Born in 1926 in Long Beach, California, Moses studied at UCLA, receiving B.A. and M.A. degrees and exhibited at the infamous Ferus Gallery while he was still a graduate student in 1958. It was there that Moses would become a member of a group of artists known as the “Cool School”; a group that included Craig Kauffman, Billy Al Bengston, Robert Irwin, Edward Kienholz, Ken Price, Ed Ruscha, Larry Bell, John Altoon and Wallace Berman - all of whom pushed the boundaries of Post War art and shaped the LA art scene at a time when it almost did not exist.

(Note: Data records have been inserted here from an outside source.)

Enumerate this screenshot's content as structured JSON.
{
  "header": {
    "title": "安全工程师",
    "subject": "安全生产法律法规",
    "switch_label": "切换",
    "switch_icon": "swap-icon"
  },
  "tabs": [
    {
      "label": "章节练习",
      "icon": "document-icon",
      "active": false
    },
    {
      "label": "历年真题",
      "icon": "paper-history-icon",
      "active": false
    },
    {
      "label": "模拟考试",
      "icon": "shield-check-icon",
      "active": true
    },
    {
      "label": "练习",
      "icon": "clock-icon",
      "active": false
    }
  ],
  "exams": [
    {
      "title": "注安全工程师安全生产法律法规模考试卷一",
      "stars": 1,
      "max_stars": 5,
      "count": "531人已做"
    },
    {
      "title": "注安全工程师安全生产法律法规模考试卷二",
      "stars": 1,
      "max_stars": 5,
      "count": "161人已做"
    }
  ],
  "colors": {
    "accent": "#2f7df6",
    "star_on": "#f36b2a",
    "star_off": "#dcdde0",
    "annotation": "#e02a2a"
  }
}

Moses first museum shows were in 1976 at the Wight Gallery at UCLA and a show of new abstract and cubist paintings at LACMA, which marked a transitional moment in his career. While drawing was prominent in his work in the 1960s and early 70s, by the mid 70s, Moses turned primarily to painting.
He was the subject of a major retrospective at MOCA Los Angeles in 1996, and in 2014 he showed at University of California Irvine where he had taught in the seventies. On the occasion of his 2015 drawing show at LACMA, of works from the 1960s and 70s, director Michael Govan commented, “Ed Moses has been central to the history of art making in Los Angeles for more than half a century.” That exhibition included more than 40 drawings promised to the museum by the artist.
Moses’ work is included in the collections of the Los Angeles County Museum of Art, Museum of Contemporary Art, The Hammer Museum, San Francisco Museum of Modern Art, Whitney Museum of American Art, and The Museum of Modern Art in New York.